Trellix researchers recently detailed a spear-phishing campaign conducted against numerous luxury hotels in Macau, China, including the Grand Coloane Resort and Wynn Palace. Over seventeen hotel chains were targeted and the campaign was highly active until conferences were postponed or cancelled due to new Covid19 restrictions mandated for the region on January 18, 2022. The attacks were attributed with moderate confidence by Trellix researchers to the South Korean advanced persistent threat group (APT) DarkHotel based on similarities in malicious documents, dropped file system artifacts, attack chain, as well as Command-and-Control (C2) commands.
The spear-phishing attacks used malicious documents that requested the enablement of macros, which lead to an attack chain involving scheduled tasks for persistence, malicious vbs and PowerShell commands, and the dropping of additional malware to advance the attack chain and set up further data exfiltration and C2 activity.
In addition to gathering information about guests from hotel executives’ accounts with privileged access, it is likely that these attacks were intended to set a foundation to enable further compromise of these luxury hotel networks, and to gather additional guest and device information using man-in-the-middle (MITM) attacks and detailed reconnaissance. For example, establishing persistence on a hotel router would enable attackers to infect devices using hotel Wi-Fi, monitor and record data sent over the network, and combine this information with data obtained from access to hotel keycard and reservation systems, including credit card and other personal guest information.
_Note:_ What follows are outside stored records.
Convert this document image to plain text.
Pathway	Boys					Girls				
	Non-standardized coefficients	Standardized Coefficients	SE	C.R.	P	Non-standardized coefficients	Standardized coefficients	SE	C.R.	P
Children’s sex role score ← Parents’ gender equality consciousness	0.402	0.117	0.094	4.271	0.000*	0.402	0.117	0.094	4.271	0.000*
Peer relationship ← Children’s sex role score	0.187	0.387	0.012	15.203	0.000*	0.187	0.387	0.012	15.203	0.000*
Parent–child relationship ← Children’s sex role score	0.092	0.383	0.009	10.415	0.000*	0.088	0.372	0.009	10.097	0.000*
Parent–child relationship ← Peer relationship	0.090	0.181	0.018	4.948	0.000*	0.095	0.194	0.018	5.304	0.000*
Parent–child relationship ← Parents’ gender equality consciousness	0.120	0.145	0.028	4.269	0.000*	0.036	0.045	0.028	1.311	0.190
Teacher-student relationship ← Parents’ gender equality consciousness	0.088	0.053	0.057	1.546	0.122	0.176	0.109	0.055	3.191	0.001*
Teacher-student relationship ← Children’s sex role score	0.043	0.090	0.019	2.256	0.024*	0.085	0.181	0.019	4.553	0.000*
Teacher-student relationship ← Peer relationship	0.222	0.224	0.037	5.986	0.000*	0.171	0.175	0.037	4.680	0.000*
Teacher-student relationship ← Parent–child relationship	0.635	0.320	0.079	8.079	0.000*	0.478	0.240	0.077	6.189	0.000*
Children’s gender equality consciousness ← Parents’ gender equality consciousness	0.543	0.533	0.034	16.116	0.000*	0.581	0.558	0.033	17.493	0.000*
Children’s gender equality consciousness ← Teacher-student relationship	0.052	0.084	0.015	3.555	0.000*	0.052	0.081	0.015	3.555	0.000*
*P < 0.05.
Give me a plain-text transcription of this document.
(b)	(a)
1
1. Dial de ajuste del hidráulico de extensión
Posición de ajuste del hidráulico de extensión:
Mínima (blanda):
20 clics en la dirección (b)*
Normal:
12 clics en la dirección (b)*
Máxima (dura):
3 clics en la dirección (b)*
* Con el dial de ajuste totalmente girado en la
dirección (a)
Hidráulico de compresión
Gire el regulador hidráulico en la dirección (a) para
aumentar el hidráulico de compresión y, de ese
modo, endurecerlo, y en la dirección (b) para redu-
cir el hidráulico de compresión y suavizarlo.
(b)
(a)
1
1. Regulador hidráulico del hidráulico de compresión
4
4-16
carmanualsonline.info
DarkHotel has conducted such attacks historically, including the original campaign detailed by Kaspersky researchers in 2014.
Organizations should assume compromise of hotel Wi-Fi networks and monitor access to secured networks over VPN accordingly. Geofencing policies and multifactor authentication can limit the exploitation of hotel guest information. Using a secure portable router with full tunnel VPN options, such as Wireguard, can limit the ability of attackers to record data or obtain illegitimate access from international conference attendees. Devices with confidential information and intellectual property should not be connected to insecure networks. Depending on the organization’s specific risk management framework, it is recommended to issue travel devices without such information to international travelers.